Zimbabwe to exhibit work at Venice Biennale

Every year, the Venice Biennale announces a raft of different countries due to exhibit at the event, the most famous artistic showcase in the world.

Previous years have seen the Vatican, the United Arab Emirates, and even Peckham, make their debuts. Today’s announcement of unlikely debutantes, and long-absent friends, beats them all.

Zimbabwe, in partnership with the British Council, along with artistic institutions in France and Monaco, is set to exhibit work by four Zimbabwean artists at the biennale from June. It is the first time the sub-Saharan nation has exhibited in Venice since 1990, and a rare appearance for an African nation. It is a dramatic coup for the beleaguered country, where those exhibiting work critical of Robert Mugabe’s regime face extended prison terms.

“We are going to be part of the biennale like any other country,” said the Zimbabwean National Gallery’s Raphael Chikukwa, who will curate the exhibition. “Previously the whole of Africa has been boxed together in a single pavilion. But why isn’t there a European pavilion? Individual European countries are represented. So we have the chance to finally showcase Zimbabwe as a sovereign nation.”

The pavilion will be headlined “Seeing Ourselves” and will occupy part of the Church of Santa Maria Della Pieta in central Venice.

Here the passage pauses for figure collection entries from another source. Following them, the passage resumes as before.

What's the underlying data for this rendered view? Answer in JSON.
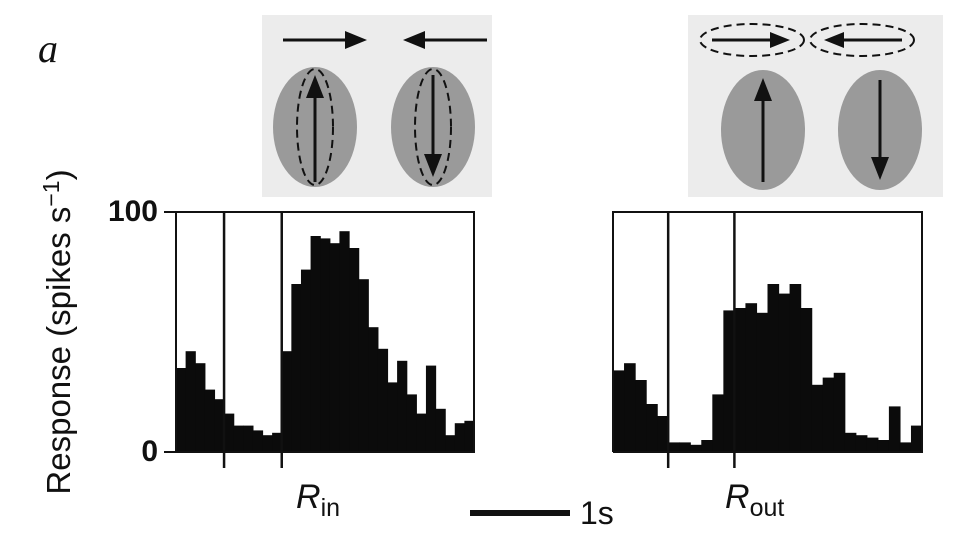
{
  "figure": {
    "panel_label": "a",
    "ylabel_main": "Response (spikes s",
    "ylabel_sup": "−1",
    "ylabel_close": ")",
    "y_tick_top": "100",
    "y_tick_bottom": "0",
    "scale_bar_label": "1s"
  },
  "chart_data": [
    {
      "type": "bar",
      "condition_main": "R",
      "condition_sub": "in",
      "ylabel": "Response (spikes s−1)",
      "ylim": [
        0,
        100
      ],
      "yticks": [
        0,
        100
      ],
      "bin_width_s": 0.2,
      "stimulus_on_s": 1.0,
      "stimulus_off_s": 2.2,
      "values": [
        35,
        42,
        37,
        26,
        22,
        16,
        11,
        11,
        9,
        7,
        8,
        42,
        70,
        76,
        90,
        89,
        87,
        92,
        85,
        72,
        52,
        43,
        29,
        38,
        24,
        16,
        36,
        18,
        7,
        12,
        13
      ]
    },
    {
      "type": "bar",
      "condition_main": "R",
      "condition_sub": "out",
      "ylabel": "Response (spikes s−1)",
      "ylim": [
        0,
        100
      ],
      "yticks": [
        0,
        100
      ],
      "bin_width_s": 0.2,
      "stimulus_on_s": 1.0,
      "stimulus_off_s": 2.2,
      "values": [
        34,
        37,
        30,
        20,
        15,
        4,
        4,
        3,
        5,
        24,
        59,
        60,
        62,
        58,
        70,
        66,
        70,
        60,
        28,
        31,
        33,
        8,
        7,
        6,
        5,
        19,
        4,
        11
      ]
    }
  ]
}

Artists to be represented will be video artist Berry Bickle, sculptor Tapfuma Gutsa, photographer Calvin Dondo and painter Misheck Masamvu. They plan to explore issues such as Zimbabwean emigration, Zimbabwe’s role in the Second World War, and farming rights in Venice. None of their work is critical of the current Zimbabwean government.

Their treatment contrasts starkly with that of artists back home. In Zimbabwe, another artist, Owen Maseko, is facing 20 years in prison for exhibiting paintings critical of Zimbabwe’s president, Robert Mugabe, last year.

Maseko’s paintings examined government-led massacres in western Zimbabwe during the 1980s. It was closed by government officials after one day. Afterwards, Maseko was taken to prison in leg irons and held for four days, during which time he was interrogated in 12-hour stretches.

"There are many contradictions in today's Zimbabwe and this is one of them," Zimbabwe's Minister of Education, Sport, Arts and Culture David Coltart told The Independent. "There is certainly not clear freedom of expression in Zimbabwe but as I understand that the artists going to Venice are genuine independent artists. We have to use every means we can of interacting with the international community."

Maseko said he had no objection to the other artists going to Venice but warned that self censorship was holding back Zimbabweans who were living in fear after his arrest.

"Right now the political situation in Zimbabwe is unstable and that would be used artists' work. But self censorship is an issue. My arrest put a lot of fear into our artists, they are scared."

Maseko's exhibition in Bulawayo is still closed and treated as a crime scene. If he should lose his court battle with authorities he said he faces up to 20 years in prison.